Past December's cannot be used to absolutely define the current market we are in today, but they held, so as a result the strategies that I am offering to clients are proactive, they involve high degrees of cost basis improvement and we implement cost basis improvement techniques in the accounts I manage too, but the accurate full disclosure is that my underlying bias is to expect the market to rally from these lows through the end of the year.

That disclosure does not satisfy the purpose of this article, but it is important to understand.  The purpose of this article is instead to rationalize the aggressive declines we have seen in December so far.  Of course, anyone paying even a lick of attention is going to point to two catalysts.  First, the declining price of iPath S&P GSCI Crude Oil Total Return (NYSEARCA:OIL)  is playing a major role, and the active selling that is taking place in iShares iBoxx $ High Yid Corp Bond (ETF) (NYSEARCA:HYG) is as well.  One clearly piggybacks on the other, as high yield bonds are weak as a result of weak oil prices, but even more interesting catalysts are at play.

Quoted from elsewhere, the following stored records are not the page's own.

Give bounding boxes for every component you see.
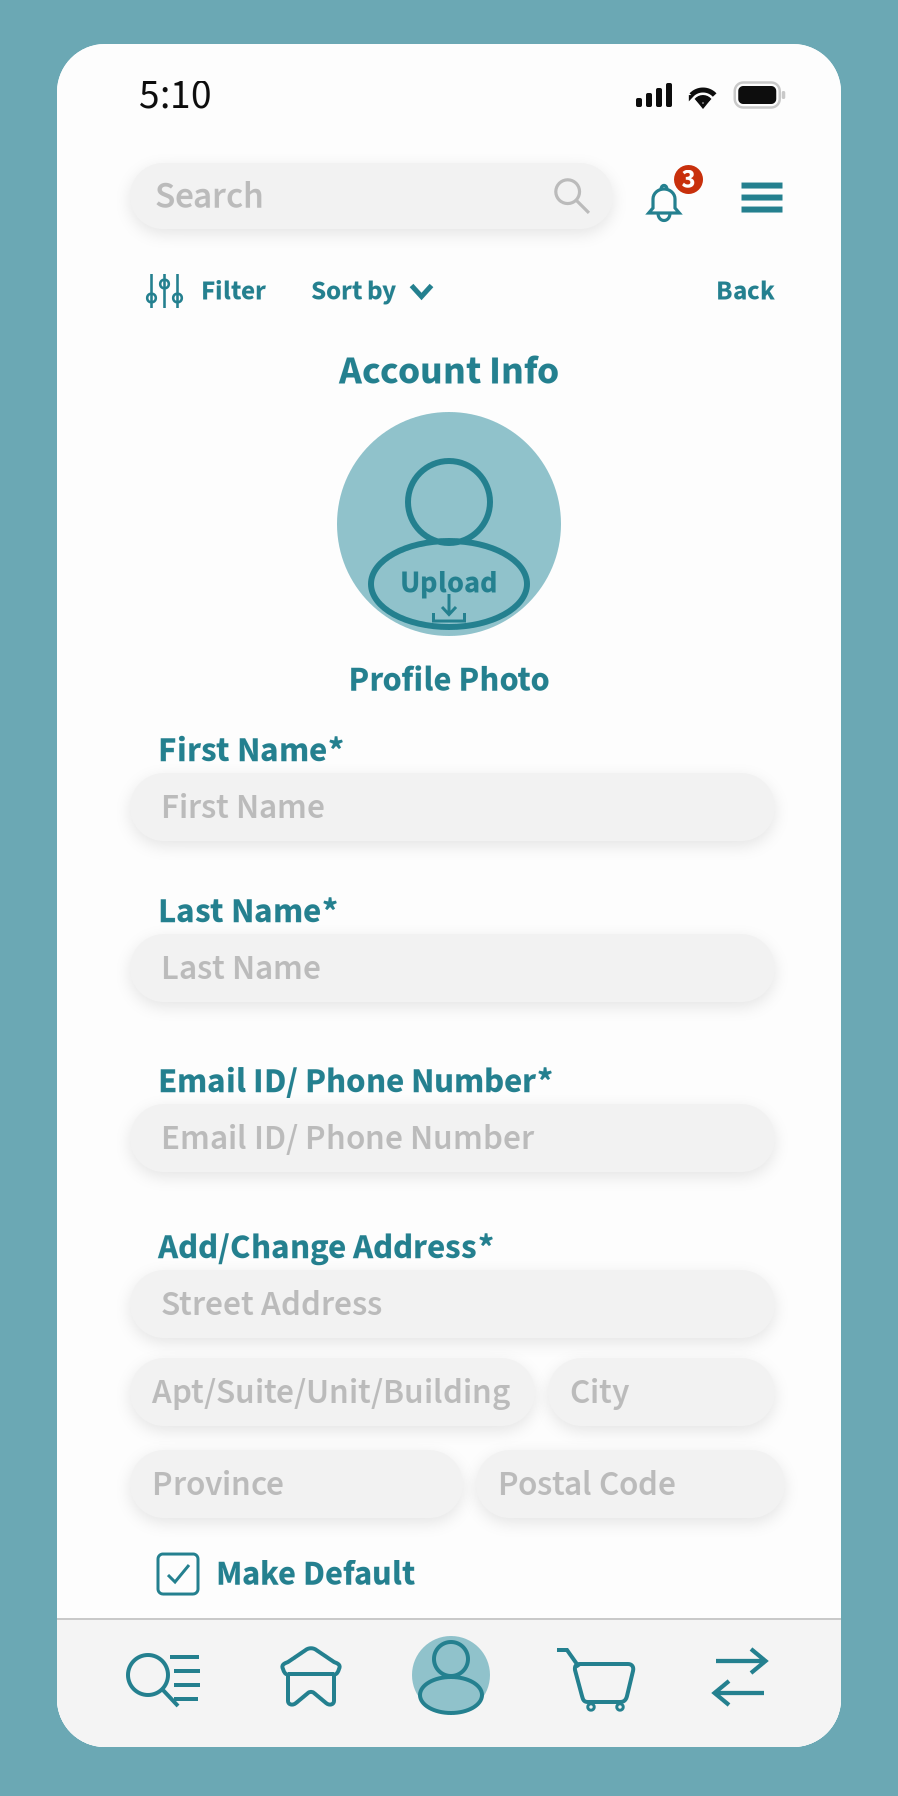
button[interactable]: Sort by — [311, 267, 434, 315]
button[interactable]: Back — [716, 267, 775, 315]
staticText: Sort by — [311, 272, 396, 310]
staticText: Account Info — [339, 342, 559, 400]
staticText: Apt/Suite/Unit/Building — [152, 1367, 510, 1417]
button[interactable]: Last Name — [130, 934, 775, 1002]
staticText: * — [322, 886, 338, 936]
button[interactable]: Make Default — [130, 1548, 775, 1600]
button[interactable]: Cart — [535, 1624, 657, 1734]
staticText: Postal Code — [498, 1459, 676, 1509]
staticText: * — [478, 1222, 494, 1272]
staticText: Add/Change Address — [158, 1222, 477, 1272]
button[interactable]: Search — [108, 1626, 222, 1736]
staticText: Search — [155, 169, 264, 223]
button[interactable]: Menu — [732, 163, 792, 229]
button[interactable]: City — [548, 1358, 775, 1426]
button[interactable]: Search — [130, 163, 613, 229]
button[interactable]: First Name — [130, 773, 775, 841]
staticText: Back — [716, 272, 775, 310]
button[interactable]: Street Address — [130, 1270, 775, 1338]
button[interactable]: Transfers — [692, 1622, 788, 1732]
button[interactable]: Filter — [149, 267, 266, 315]
staticText: Filter — [201, 272, 266, 310]
staticText: Province — [152, 1459, 284, 1509]
button[interactable]: Postal Code — [476, 1450, 785, 1518]
button[interactable]: Upload profile photo — [337, 412, 561, 636]
staticText: 5:10 — [139, 66, 212, 124]
staticText: Profile Photo — [348, 655, 550, 705]
button[interactable]: Email ID/ Phone Number — [130, 1104, 775, 1172]
staticText: Street Address — [161, 1279, 382, 1329]
staticText: Email ID/ Phone Number — [161, 1113, 534, 1163]
staticText: First Name — [161, 782, 325, 832]
button[interactable]: Profile — [392, 1620, 510, 1730]
staticText: * — [537, 1056, 553, 1106]
staticText: City — [570, 1367, 629, 1417]
staticText: Email ID/ Phone Number — [158, 1056, 536, 1106]
staticText: Make Default — [216, 1549, 415, 1599]
button[interactable]: Apt/Suite/Unit/Building — [130, 1358, 535, 1426]
button[interactable]: Notifications — [647, 163, 707, 229]
staticText: * — [328, 725, 344, 775]
staticText: Upload — [400, 561, 498, 605]
staticText: 3 — [682, 160, 696, 198]
staticText: Last Name — [158, 886, 321, 936]
staticText: First Name — [158, 725, 327, 775]
staticText: Last Name — [161, 943, 321, 993]
button[interactable]: Province — [130, 1450, 463, 1518]
button[interactable]: Home — [260, 1622, 362, 1732]
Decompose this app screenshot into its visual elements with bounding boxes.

First of all, and this is not quantifiable using any public data, it seems as if hedge funds, especially those that were lagging the market, took a potshot at the short side of the oil market when Opec decided not to cut production.  They successfully started a snowball and in large part that catalyst is playing a role in the decline of oil prices.  The media is going to debate supply and demand, and absolutely that should play a role, but that influence is consumer-market based, and would not have had the impact it has had in year's past.  Instead, it is the futures market for oil that has been driven down so fast by these institutions, and to their credit that has been an exceptional trade.  They saw the opportunity to manipulate that market and they took it.

I think that's a great job by them, and that leads to the point of this article. 

In years past institutional investors were very reluctant to try to manipulate a market like we're doing now in Oil because there was a constant flow of added liquidity being injected into the system by the Federal Reserve every month.  Now, the constant flow of liquidity is no longer there, the monthly stimulus program is over, and that opens the door for extreme levels of market volatility from time to time.  In fact, it is our observation that 2015 will be a year of dramatic swings and excessive volatility and it is absolutely because the constant flow of stimulus that stabilized the market in years past is no longer there and institutional investors who find opportunity to manipulate markets from time to time will absolutely take the when they can.

What we have seen thus far in December is a precursor to what we will see next year and that is absolutely the most important takeaway you can have from what has taken place so far.  Yes, I expect the market to increase to the end of the year, based on what I know about December's, but we're absolutely proactive and our strategies are designed to control risk and reduce cost basis when needed. 

Anyone who was expecting a sanguine market environment like they have seen in years past needs to rethink their expectation for 2015 and should consider the markets action in December as the leading indicator of what next year will be like.  We are not in Kansas anymore and the FOMC is not there to hold your hand and make everything feel warm and fuzzy when the going gets tough.